[PATCH][simplify-rtx] (GTU (PLUS a C) (C - 1)) --> (LTU a -C)

Fri Sep 16 10:05:00 GMT 2016

On 16/09/16 10:50, Bin.Cheng wrote:
> On Fri, Sep 16, 2016 at 10:20 AM, Kyrill Tkachov
> <kyrylo.tkachov@foss.arm.com> wrote:
>> On 16/09/16 10:02, Richard Biener wrote:
>>> On Fri, Sep 16, 2016 at 10:40 AM, Kyrill Tkachov
>>> <kyrylo.tkachov@foss.arm.com> wrote:
>>>> Hi all,
>>>>
>>>> Currently the functions:
>>>> int f1(int x, int t)
>>>> {
>>>>     if (x == -1 || x == -2)
>>>>       t = 1;
>>>>     return t;
>>>> }
>>>>
>>>> int f2(int x, int t)
>>>> {
>>>>     if (x == -1 || x == -2)
>>>>       return 1;
>>>>     return t;
>>>> }
>>>>
>>>> generate different code on AArch64 even though they have identical
>>>> functionality:
>>>> f1:
>>>>           add     w0, w0, 2
>>>>           cmp     w0, 1
>>>>           csinc   w0, w1, wzr, hi
>>>>           ret
>>>>
>>>> f2:
>>>>           cmn     w0, #2
>>>>           csinc   w0, w1, wzr, cc
>>>>           ret
>>>>
>>>> The problem is that f2 performs the comparison (LTU w0 -2)
>>>> whereas f1 performs (GTU (PLUS w0 2) 1).
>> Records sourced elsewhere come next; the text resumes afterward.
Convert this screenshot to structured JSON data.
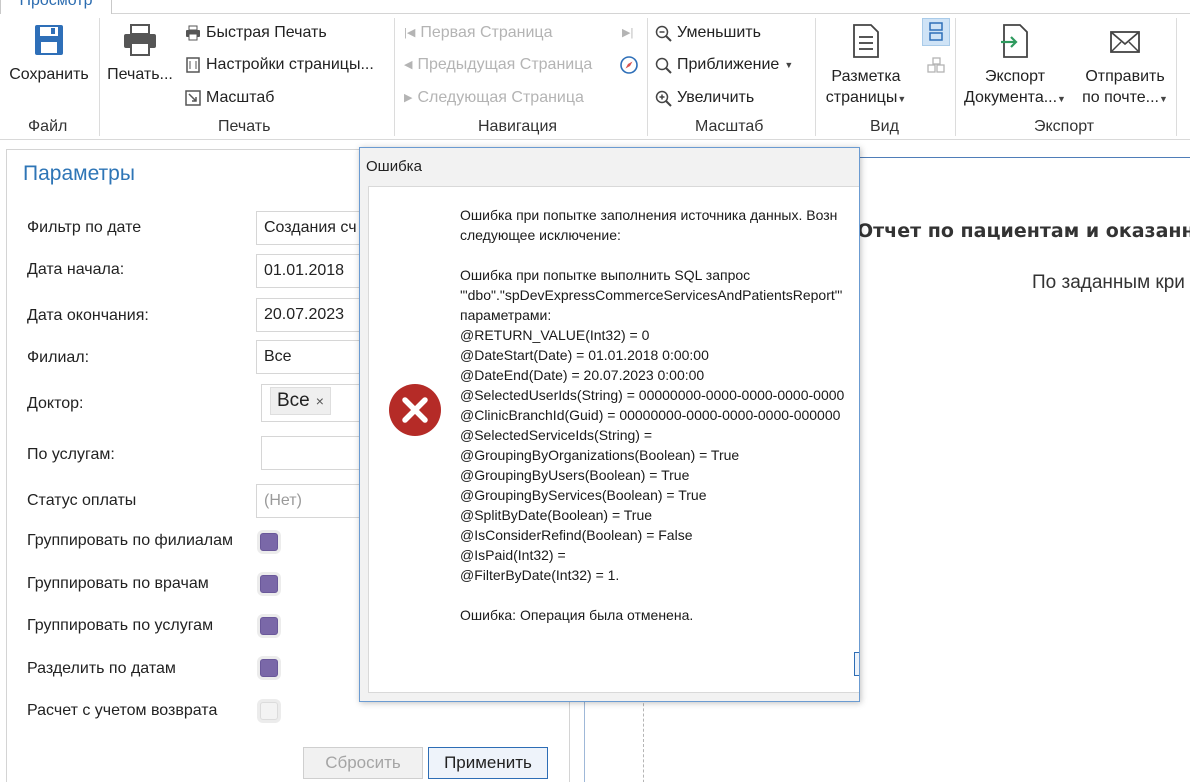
{
  "ribbon": {
    "active_tab": "Просмотр",
    "groups": {
      "file": "Файл",
      "print": "Печать",
      "navigation": "Навигация",
      "zoom": "Масштаб",
      "view": "Вид",
      "export": "Экспорт"
    },
    "buttons": {
      "save": "Сохранить",
      "print": "Печать...",
      "quick_print": "Быстрая Печать",
      "page_setup": "Настройки страницы...",
      "scale": "Масштаб",
      "first_page": "Первая Страница",
      "prev_page": "Предыдущая Страница",
      "next_page": "Следующая Страница",
      "zoom_out": "Уменьшить",
      "zoom": "Приближение",
      "zoom_in": "Увеличить",
      "page_layout_1": "Разметка",
      "page_layout_2": "страницы",
      "export_doc_1": "Экспорт",
      "export_doc_2": "Документа...",
      "send_mail_1": "Отправить",
      "send_mail_2": "по почте..."
    }
  },
  "params": {
    "title": "Параметры",
    "date_filter": {
      "label": "Фильтр по дате",
      "value": "Создания сч"
    },
    "start_date": {
      "label": "Дата начала:",
      "value": "01.01.2018"
    },
    "end_date": {
      "label": "Дата окончания:",
      "value": "20.07.2023"
    },
    "branch": {
      "label": "Филиал:",
      "value": "Все"
    },
    "doctor": {
      "label": "Доктор:",
      "chip": "Все",
      "chip_remove": "×"
    },
    "services": {
      "label": "По услугам:",
      "value": ""
    },
    "payment_status": {
      "label": "Статус оплаты",
      "placeholder": "(Нет)"
    },
    "group_by_branches": {
      "label": "Группировать по филиалам",
      "checked": true
    },
    "group_by_doctors": {
      "label": "Группировать по врачам",
      "checked": true
    },
    "group_by_services": {
      "label": "Группировать по услугам",
      "checked": true
    },
    "split_by_dates": {
      "label": "Разделить по датам",
      "checked": true
    },
    "consider_refund": {
      "label": "Расчет с учетом возврата",
      "checked": false
    },
    "reset_label": "Сбросить",
    "apply_label": "Применить"
  },
  "report": {
    "title": "Отчет по пациентам и оказанны",
    "subtitle": "По заданным кри"
  },
  "dialog": {
    "title": "Ошибка",
    "lines": [
      "Ошибка при попытке заполнения источника данных. Возн",
      "следующее исключение:",
      "",
      "Ошибка при попытке выполнить SQL запрос",
      "'\"dbo\".\"spDevExpressCommerceServicesAndPatientsReport\"'",
      "параметрами:",
      "@RETURN_VALUE(Int32) = 0",
      "@DateStart(Date) = 01.01.2018 0:00:00",
      "@DateEnd(Date) = 20.07.2023 0:00:00",
      "@SelectedUserIds(String) = 00000000-0000-0000-0000-0000",
      "@ClinicBranchId(Guid) = 00000000-0000-0000-0000-000000",
      "@SelectedServiceIds(String) =",
      "@GroupingByOrganizations(Boolean) = True",
      "@GroupingByUsers(Boolean) = True",
      "@GroupingByServices(Boolean) = True",
      "@SplitByDate(Boolean) = True",
      "@IsConsiderRefind(Boolean) = False",
      "@IsPaid(Int32) =",
      "@FilterByDate(Int32) = 1.",
      "",
      "Ошибка: Операция была отменена."
    ]
  }
}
I think it is possible to
>>>> simplify
>>>> the f1 form
>>>> to the f2 form with the simplify-rtx.c rule added in this patch. With
>>>> this
>>>> patch the
>>>> codegen for both f1 and f2 on aarch64 at -O2 is identical (CMN, CSINC).
>>>>
>>>> Bootstrapped and tested on arm-none-linux-gnueabihf,
>>>> aarch64-none-linux-gnu,
>>>> x86_64.
>>>> What do you think? Is this a correct generalisation of this issue?
>>>> If so, ok for trunk?
>>> Do you see a difference on the GIMPLE level?  If so, this kind of
>>> transform looks
>>> appropriate there, too.
>>
>> The GIMPLE for the two functions looks almost identical:
>> f1 (intD.7 xD.3078, intD.7 tD.3079)
>> {
>>    intD.7 x_4(D) = xD.3078;
>>    intD.7 t_5(D) = tD.3079;
>>    unsigned int x.0_1;
>>    unsigned int _2;
>>    x.0_1 = (unsigned int) x_4(D);
>>
>>    _2 = x.0_1 + 2;
>>    if (_2 <= 1)
>>      goto <bb 3>;
>>    else
>>      goto <bb 4>;
>> ;;   basic block 3, loop depth 0, count 0, freq 3977, maybe hot
>> ;;   basic block 4, loop depth 0, count 0, freq 10000, maybe hot
>>
>>    # t_3 = PHI <t_5(D)(2), 1(3)>
>>    return t_3;
>> }
>>
>> f2 (intD.7 xD.3082, intD.7 tD.3083)
>> {
>>    intD.7 x_4(D) = xD.3082;
>>    intD.7 t_5(D) = tD.3083;
>>    unsigned int x.1_1;
>>    unsigned int _2;
>>    intD.7 _3;
>>
>>    x.1_1 = (unsigned int) x_4(D);
>>
>>    _2 = x.1_1 + 2;
>>    if (_2 <= 1)
>>      goto <bb 4>;
>>    else
>>      goto <bb 3>;
>>
>> ;;   basic block 3, loop depth 0, count 0, freq 6761, maybe hot
>> ;;   basic block 4, loop depth 0, count 0, freq 10000, maybe hot
>>    # _3 = PHI <1(2), t_5(D)(3)>
>>    return _3;
>>
>> }
>>
>> So at GIMPLE level we see a (x + 2 <=u 1) in both cases but with slightly
>> different CFG.  RTL-level transformations (ce1) bring it to the pre-combine
>> RTL
>> where one does (LTU w0 -2) and the other does (GTU (PLUS w0 2) 1).
>>
>> So the differences start at RTL level, so I think we need this
>> transformation there.
>> However, for the testcase:
>> unsigned int
>> foo (unsigned int a, unsigned int b)
>> {
>>    return (a + 2) > 1;
>> }
>>
>> The differences do appear at GIMPLE level, so I think a match.pd pattern
>> would help here.
> Hi, may I ask what the function looks like to which this one is different to?

Hi Bin,
I meant to say that the unsigned greater than comparison is retained at the GIMPLE level
so could be optimised there.

Kyrill

> Thanks,
> bin